I found that same pool of darkness between the houses, and there the thing was digging down into the ground. Two bodies were strewn over the lawn beside it: Both Emma and the man I perceived to be her lover this evening. They were stretched motionless – almost as if in death – in the gloom.

“No!” I cried out, but the thing merely shook its head. In that moment back in the bedroom, I had already given my answer: “Yes,” my eyes must have pleaded, “Yes take this filth and be done with it!”

I started toward them, determined to save my wife from that thing. It raised its head and lowered its jaw and hissed at me angrily, and its foul breath alone kept me in check. I could not fight it: It was rage itself that had crept up from the depths of the night.

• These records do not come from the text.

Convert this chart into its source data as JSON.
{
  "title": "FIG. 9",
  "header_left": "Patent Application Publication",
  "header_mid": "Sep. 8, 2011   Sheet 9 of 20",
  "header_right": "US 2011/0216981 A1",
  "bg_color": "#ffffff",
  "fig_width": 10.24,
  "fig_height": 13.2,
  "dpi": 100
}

A moment of anger, of hate, of jealousy could not be reversed by a lifetime of forgiveness.
A second later and they were gone.

They dug the bodies up several months ago.

The trial was swift, and I cannot argue with the verdict. Though I did not place them in their graves, I may as well have.

The image of that vile beast still haunts my dreams. It visits me not long after dusk, burrowing into my soul and chiding me. It tells me I made the right decision; mocks me for doubting myself now. Not a night goes by that I don’t awake screaming, sweat pouring down my face, fingers digging into the mattress. Over and over again I play out the events of that evening, and still I cannot change their course.

But there is more.

Though it does not utter a word of it, I know that it has designs on my body and soul. In that moment of weakness, when I so foolishly forfeited the life of my wife, I sentenced myself to a horrible fate. After mortal justice has extracted its vengeance, my punishment will have only just begun.

No, it is not that the thing taunts me so that frightens me now, here on death row. It is that which I see staring back from the mirror each day that chills my blood and shreds my sanity.

For in the abyss of night, when I gaze at my reflection, I see two dull red embers of a dying fire peering back at me.